The earth dragon hybrid nodded ever so slightly. “I know they had cast out and killed their own winged kind until they ended up wingless as a dragon type.”
“And you still wanna go?” she pressed, flabbergasted. “Why?”
“There are a couple of reasons,” he admitted. “The first is that…there's a chance they will let me in and I can find out more about my father and his side of my heritage.”
Gretel’s eyes narrowed skeptically at him. “Is having a connection to your parents that important? I mean, you'll be risking getting hurt or killed if the earth types don't welcome you.”

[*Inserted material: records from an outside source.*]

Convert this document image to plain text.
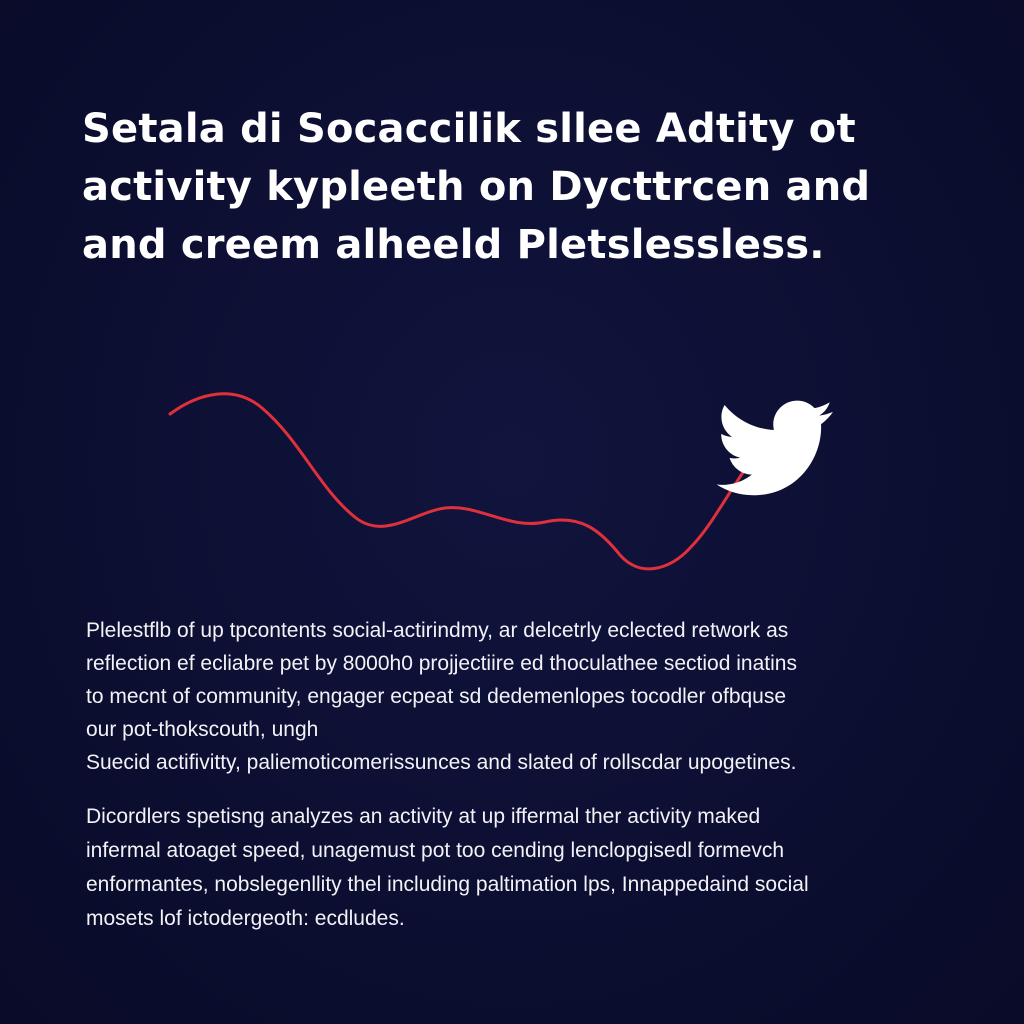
Setala di Socaccilik sllee Adtity ot
activity kypleeth on Dycttrcen and
and creem alheeld Pletslessless.
Plelestflb of up tpcontents social-actirindmy, ar delcetrly eclected retwork as
reflection ef ecliabre pet by 8000h0 projjectiire ed thoculathee sectiod inatins
to mecnt of community, engager ecpeat sd dedemenlopes tocodler ofbquse
our pot-thokscouth, ungh
Suecid actifivitty, paliemoticomerissunces and slated of rollscdar upogetines.
Dicordlers spetisng analyzes an activity at up iffermal ther activity maked
infermal atoaget speed, unagemust pot too cending lenclopgisedl formevch
enformantes, nobslegenllity thel including paltimation lps, Innappedaind social
mosets lof ictodergeoth: ecdludes.
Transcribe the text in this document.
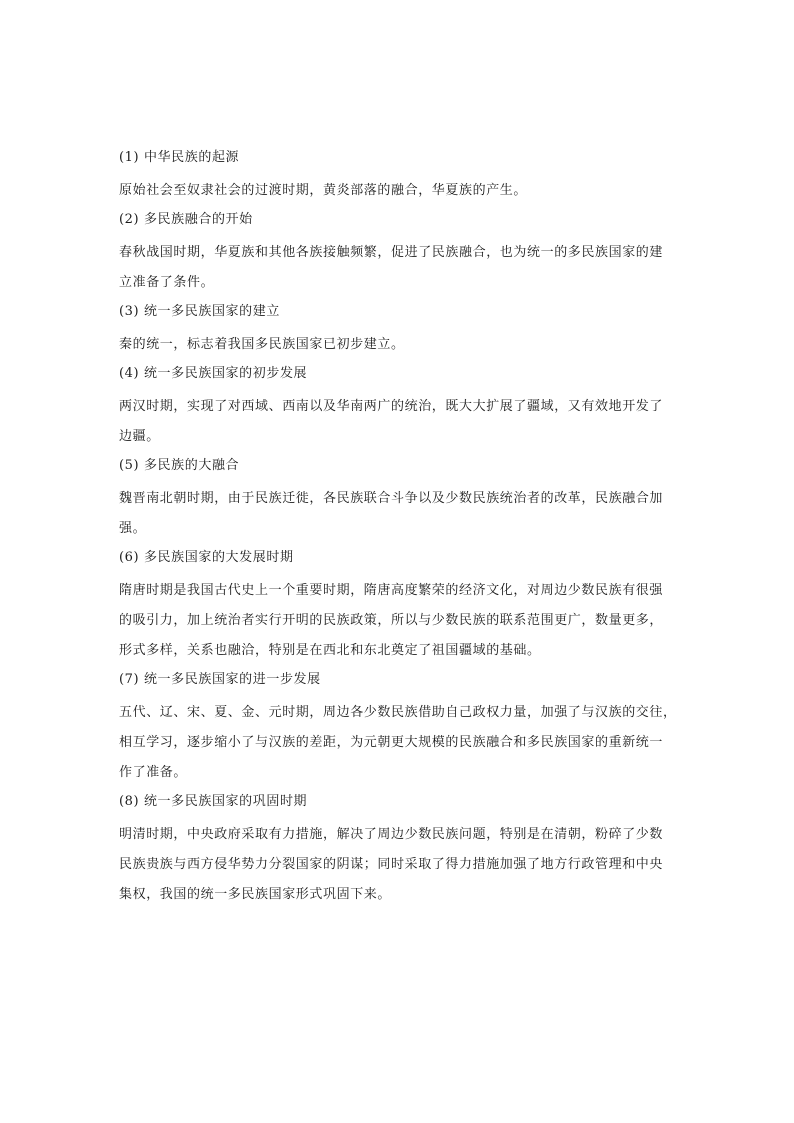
(1) 中华民族的起源
原始社会至奴隶社会的过渡时期，黄炎部落的融合，华夏族的产生。
(2) 多民族融合的开始
春秋战国时期，华夏族和其他各族接触频繁，促进了民族融合，也为统一的多民族国家的建
立准备了条件。
(3) 统一多民族国家的建立
秦的统一，标志着我国多民族国家已初步建立。
(4) 统一多民族国家的初步发展
两汉时期，实现了对西域、西南以及华南两广的统治，既大大扩展了疆域，又有效地开发了
边疆。
(5) 多民族的大融合
魏晋南北朝时期，由于民族迁徙，各民族联合斗争以及少数民族统治者的改革，民族融合加
强。
(6) 多民族国家的大发展时期
隋唐时期是我国古代史上一个重要时期，隋唐高度繁荣的经济文化，对周边少数民族有很强
的吸引力，加上统治者实行开明的民族政策，所以与少数民族的联系范围更广，数量更多，
形式多样，关系也融洽，特别是在西北和东北奠定了祖国疆域的基础。
(7) 统一多民族国家的进一步发展
五代、辽、宋、夏、金、元时期，周边各少数民族借助自己政权力量，加强了与汉族的交往，
相互学习，逐步缩小了与汉族的差距，为元朝更大规模的民族融合和多民族国家的重新统一
作了准备。
(8) 统一多民族国家的巩固时期
明清时期，中央政府采取有力措施，解决了周边少数民族问题，特别是在清朝，粉碎了少数
民族贵族与西方侵华势力分裂国家的阴谋；同时采取了得力措施加强了地方行政管理和中央
集权，我国的统一多民族国家形式巩固下来。
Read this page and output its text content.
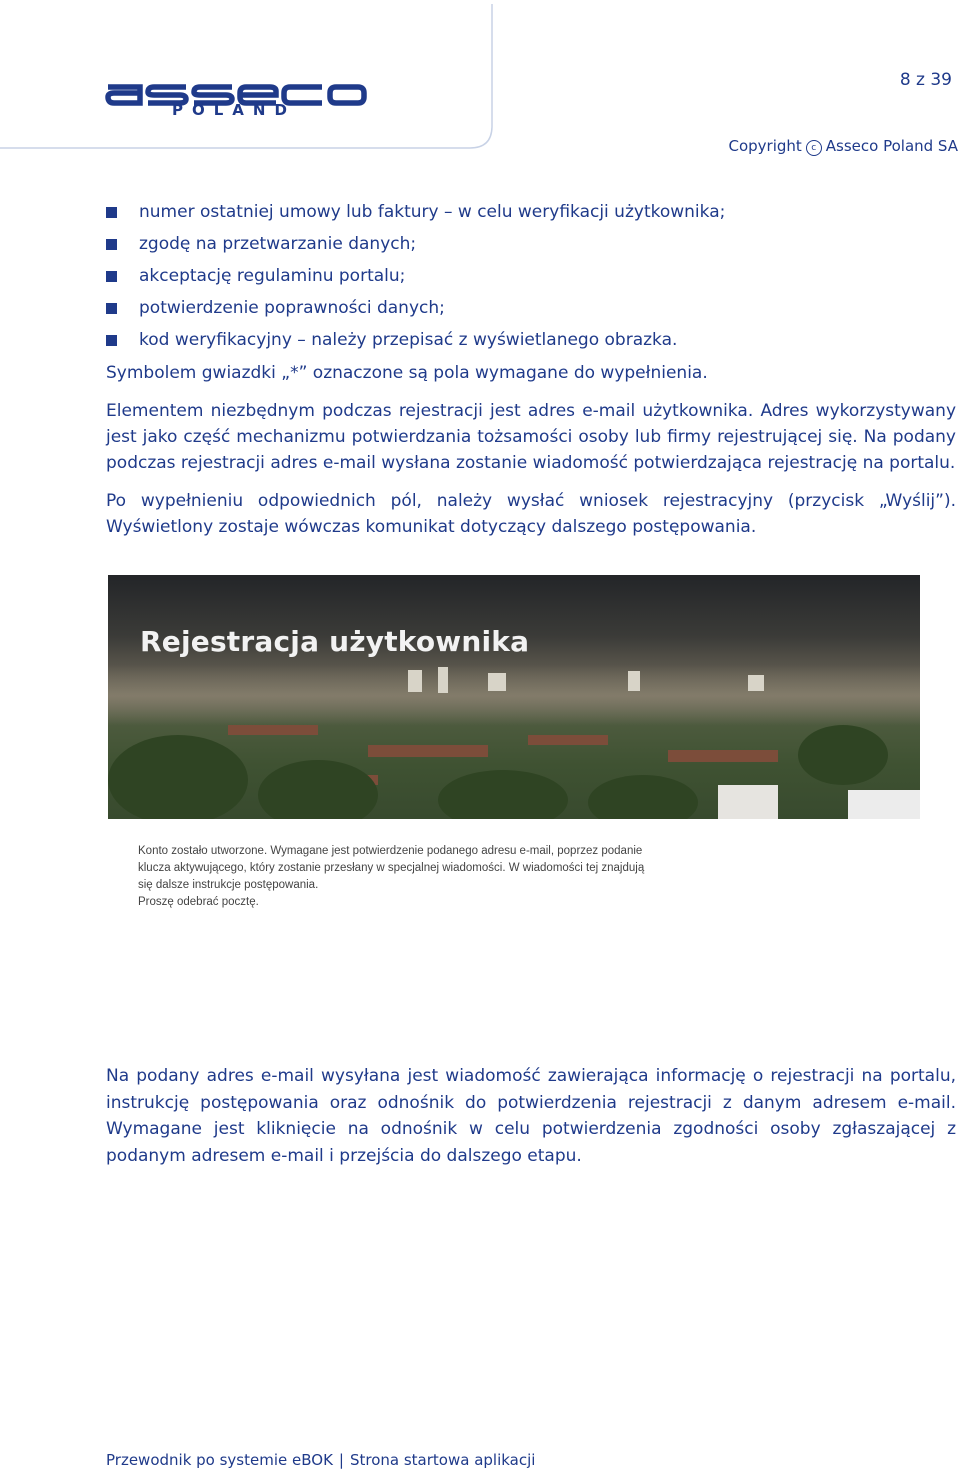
asseco
POLAND
8 z 39
Copyright c Asseco Poland SA
numer ostatniej umowy lub faktury – w celu weryfikacji użytkownika;
zgodę na przetwarzanie danych;
akceptację regulaminu portalu;
potwierdzenie poprawności danych;
kod weryfikacyjny – należy przepisać z wyświetlanego obrazka.

Symbolem gwiazdki „*” oznaczone są pola wymagane do wypełnienia.

Elementem niezbędnym podczas rejestracji jest adres e-mail użytkownika. Adres wykorzystywany jest jako część mechanizmu potwierdzania tożsamości osoby lub firmy rejestrującej się. Na podany podczas rejestracji adres e-mail wysłana zostanie wiadomość potwierdzająca rejestrację na portalu.

Po wypełnieniu odpowiednich pól, należy wysłać wniosek rejestracyjny (przycisk „Wyślij”). Wyświetlony zostaje wówczas komunikat dotyczący dalszego postępowania.

Rejestracja użytkownika
Konto zostało utworzone. Wymagane jest potwierdzenie podanego adresu e-mail, poprzez podanie
klucza aktywującego, który zostanie przesłany w specjalnej wiadomości. W wiadomości tej znajdują
się dalsze instrukcje postępowania.
Proszę odebrać pocztę.

Na podany adres e-mail wysyłana jest wiadomość zawierająca informację o rejestracji na portalu, instrukcję postępowania oraz odnośnik do potwierdzenia rejestracji z danym adresem e-mail. Wymagane jest kliknięcie na odnośnik w celu potwierdzenia zgodności osoby zgłaszającej z podanym adresem e-mail i przejścia do dalszego etapu.

Przewodnik po systemie eBOK | Strona startowa aplikacji
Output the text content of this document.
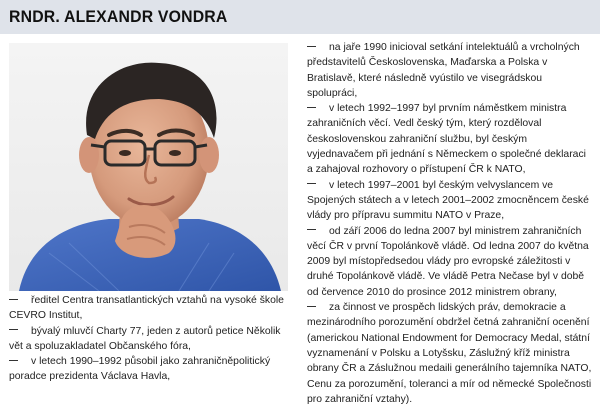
RNDR. ALEXANDR VONDRA

ředitel Centra transatlantických vztahů na vysoké škole CEVRO Institut,

bývalý mluvčí Charty 77, jeden z autorů petice Několik vět a spoluzakladatel Občanského fóra,

v letech 1990–1992 působil jako zahraničněpolitický poradce prezidenta Václava Havla,

na jaře 1990 inicioval setkání intelektuálů a vrcholných představitelů Československa, Maďarska a Polska v Bratislavě, které následně vyústilo ve visegrádskou spolupráci,

v letech 1992–1997 byl prvním náměstkem ministra zahraničních věcí. Vedl český tým, který rozděloval československou zahraniční službu, byl českým vyjednavačem při jednání s Německem o společné deklaraci a zahajoval rozhovory o přístupení ČR k NATO,

v letech 1997–2001 byl českým velvyslancem ve Spojených státech a v letech 2001–2002 zmocněncem české vlády pro přípravu summitu NATO v Praze,

od září 2006 do ledna 2007 byl ministrem zahraničních věcí ČR v první Topolánkově vládě. Od ledna 2007 do května 2009 byl místopředsedou vlády pro evropské záležitosti v druhé Topolánkově vládě. Ve vládě Petra Nečase byl v době od července 2010 do prosince 2012 ministrem obrany,

za činnost ve prospěch lidských práv, demokracie a mezinárodního porozumění obdržel četná zahraniční ocenění (americkou National Endowment for Democracy Medal, státní vyznamenání v Polsku a Lotyšsku, Záslužný kříž ministra obrany ČR a Záslužnou medaili generálního tajemníka NATO, Cenu za porozumění, toleranci a mír od německé Společnosti pro zahraniční vztahy).
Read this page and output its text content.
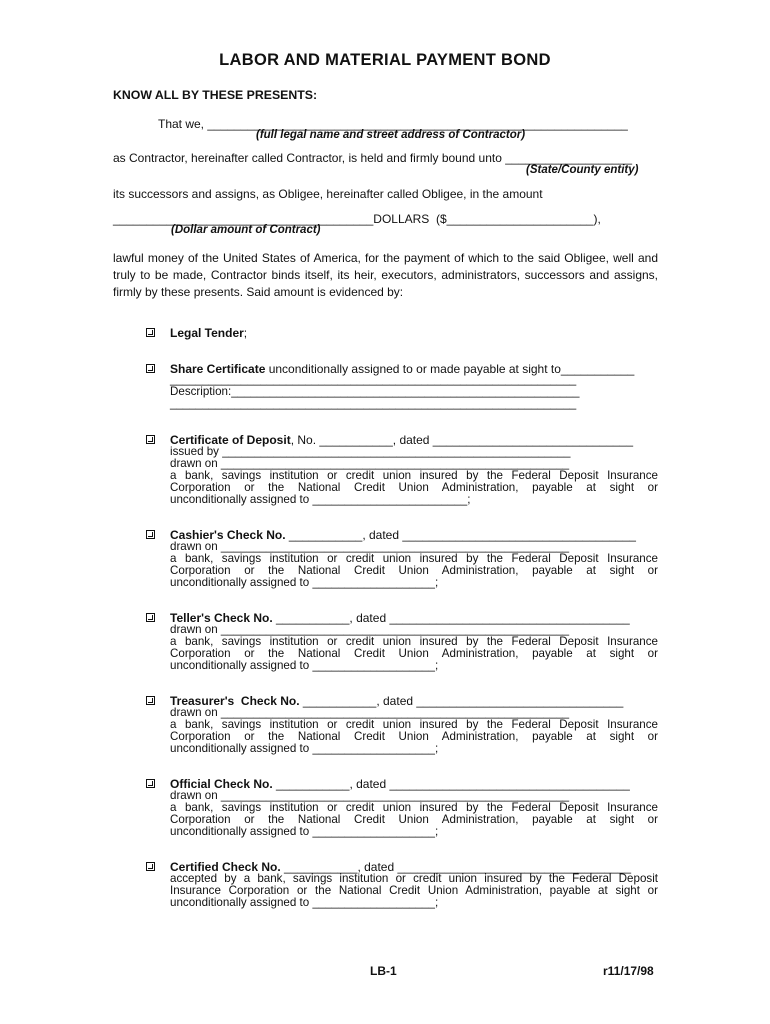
LABOR AND MATERIAL PAYMENT BOND
KNOW ALL BY THESE PRESENTS:
That we, _______________________________________________________________
(full legal name and street address of Contractor)
as Contractor, hereinafter called Contractor, is held and firmly bound unto ___________________
(State/County entity)
its successors and assigns, as Obligee, hereinafter called Obligee, in the amount
_______________________________________DOLLARS  ($______________________),
(Dollar amount of Contract)
lawful money of the United States of America, for the payment of which to the said Obligee, well and truly to be made, Contractor binds itself, its heir, executors, administrators, successors and assigns, firmly by these presents. Said amount is evidenced by:
Legal Tender;
Share Certificate unconditionally assigned to or made payable at sight to___________
_______________________________________________________________
Description:______________________________________________________
_______________________________________________________________
Certificate of Deposit, No. ___________, dated ______________________________
issued by ______________________________________________________
drawn on ______________________________________________________
a bank, savings institution or credit union insured by the Federal Deposit Insurance
Corporation or the National Credit Union Administration, payable at sight or
unconditionally assigned to ________________________;
Cashier's Check No. ___________, dated ___________________________________
drawn on ______________________________________________________
a bank, savings institution or credit union insured by the Federal Deposit Insurance
Corporation or the National Credit Union Administration, payable at sight or
unconditionally assigned to ___________________;
Teller's Check No. ___________, dated ____________________________________
drawn on ______________________________________________________
a bank, savings institution or credit union insured by the Federal Deposit Insurance
Corporation or the National Credit Union Administration, payable at sight or
unconditionally assigned to ___________________;
Treasurer's  Check No. ___________, dated _______________________________
drawn on ______________________________________________________
a bank, savings institution or credit union insured by the Federal Deposit Insurance
Corporation or the National Credit Union Administration, payable at sight or
unconditionally assigned to ___________________;
Official Check No. ___________, dated ____________________________________
drawn on ______________________________________________________
a bank, savings institution or credit union insured by the Federal Deposit Insurance
Corporation or the National Credit Union Administration, payable at sight or
unconditionally assigned to ___________________;
Certified Check No. ___________, dated ___________________________________
accepted by a bank, savings institution or credit union insured by the Federal Deposit
Insurance Corporation or the National Credit Union Administration, payable at sight or
unconditionally assigned to ___________________;
LB-1	r11/17/98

He took a single step away from her. “You wouldn't understand; you're a solitary dragon. I'm not. Both of my blood-parents’ types–and my adoptive mother’s type–are meant to live in a society, not isolated in the woods…”
“So you're planning on moving there?”
“N-No! I just…want a taste of the life I'm designed to have. If they turn me away, that's fine… If they attack, Glacia will protect me. But there's still a chance that they'll let me in, even if it's just for a day, or a few hours…”
Gretel sat down, her mouth and eyes scrunched as if trying to wrap her mind around the worth of family and community. She shook her head dismissively. “You mentioned there was more than one reason. What's the other?”
“Oh! I wanted to find out why the light dragons are hostile.”
"The earth dragons won't be able to help you with that... Out of all of the dragon types, they're the ones who've been trying the longest to figure that out--and it cost them their lives, and their ability to fly."
"That's just it: if light dragons only attack flighted dragons, I should be safe to meet with them and ask them directly."
She stared at him for a few moments as if to determine if this was a joke. Then the wyvern closed her eyes, took a breath, and leapt off the hill. At first Gadalik thought his friend was leaving, so when she turned around to hover directly in front of him, he was relieved. That relief was short-lived, however, as her hot pink eyes bore into his and she bellowed, “Are you insane?!”